In the videos we learn that each node of the blockchain has a local copy of the blockchain and every transaction is verified by all nodes of the network against their local copies. In the homework article https://www.ibm.com/blogs/blockchain/2018/02/top-five-blockchain-benefits-transforming-your-industry/, however, I am reading that “blockchain is a type of distributed ledger, all network participants share the same documentation as opposed to individual copies…”. What the IBM article states vs. what I learned in the videos sounds contradictory to me. Could someone please clarify it?

Each node has a copy of the ledger locally and these nodes must come to an agreement to update the ledger. https://medium.com/coinmonks/blockchain-what-is-a-node-or-masternode-and-what-does-it-do-4d9a4200938f this blog will help you to clarify your question more.

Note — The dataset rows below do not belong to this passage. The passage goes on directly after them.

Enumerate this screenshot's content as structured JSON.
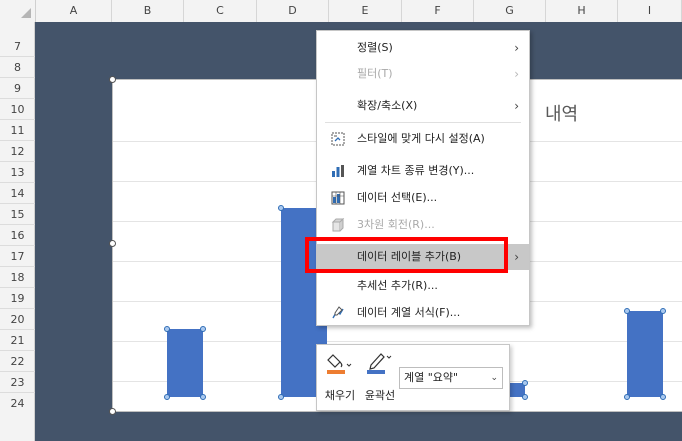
{
  "columns": [
    "A",
    "B",
    "C",
    "D",
    "E",
    "F",
    "G",
    "H",
    "I"
  ],
  "rows": [
    "7",
    "8",
    "9",
    "10",
    "11",
    "12",
    "13",
    "14",
    "15",
    "16",
    "17",
    "18",
    "19",
    "20",
    "21",
    "22",
    "23",
    "24"
  ],
  "chart": {
    "title_visible_fragment": "내역",
    "bars": [
      {
        "value": 0.26
      },
      {
        "value": 0.72
      },
      {
        "value": 0.055
      },
      {
        "value": 0.33
      }
    ],
    "bar_color": "#4472c4"
  },
  "context_menu": {
    "items": [
      {
        "label": "정렬(S)",
        "has_submenu": true,
        "disabled": false,
        "icon": ""
      },
      {
        "label": "필터(T)",
        "has_submenu": true,
        "disabled": true,
        "icon": ""
      },
      {
        "label": "확장/축소(X)",
        "has_submenu": true,
        "disabled": false,
        "icon": ""
      },
      {
        "label": "스타일에 맞게 다시 설정(A)",
        "has_submenu": false,
        "disabled": false,
        "icon": "reset-style-icon"
      },
      {
        "label": "계열 차트 종류 변경(Y)...",
        "has_submenu": false,
        "disabled": false,
        "icon": "change-chart-type-icon"
      },
      {
        "label": "데이터 선택(E)...",
        "has_submenu": false,
        "disabled": false,
        "icon": "select-data-icon"
      },
      {
        "label": "3차원 회전(R)...",
        "has_submenu": false,
        "disabled": true,
        "icon": "3d-rotation-icon"
      },
      {
        "label": "데이터 레이블 추가(B)",
        "has_submenu": true,
        "disabled": false,
        "icon": "",
        "highlighted": true
      },
      {
        "label": "추세선 추가(R)...",
        "has_submenu": false,
        "disabled": false,
        "icon": ""
      },
      {
        "label": "데이터 계열 서식(F)...",
        "has_submenu": false,
        "disabled": false,
        "icon": "format-series-icon"
      }
    ],
    "submenu_arrow": "›",
    "highlight_color": "#ff0000"
  },
  "format_toolbar": {
    "fill_label": "채우기",
    "outline_label": "윤곽선",
    "series_select_value": "계열 \"요약\"",
    "fill_color": "#ed7d31",
    "outline_color": "#4472c4"
  }
}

Thx Maki. Are you suggesting that the IBM article is incorrect then? The following statement from the article suggests that they are not local copies. “…blockchain is a type of distributed ledger, all network participants share the same documentation as opposed to individual copies…”

They are local copies that must reconcile to a majority of other copies local to other nodes on the network. The term “distributed ledger” is slightly incorrect, in that the ledger is decentralized, rather than distributed. A distributed ledger has a single source of authority, while a decentralized ledger gains its authority through peer-to-peer consensus.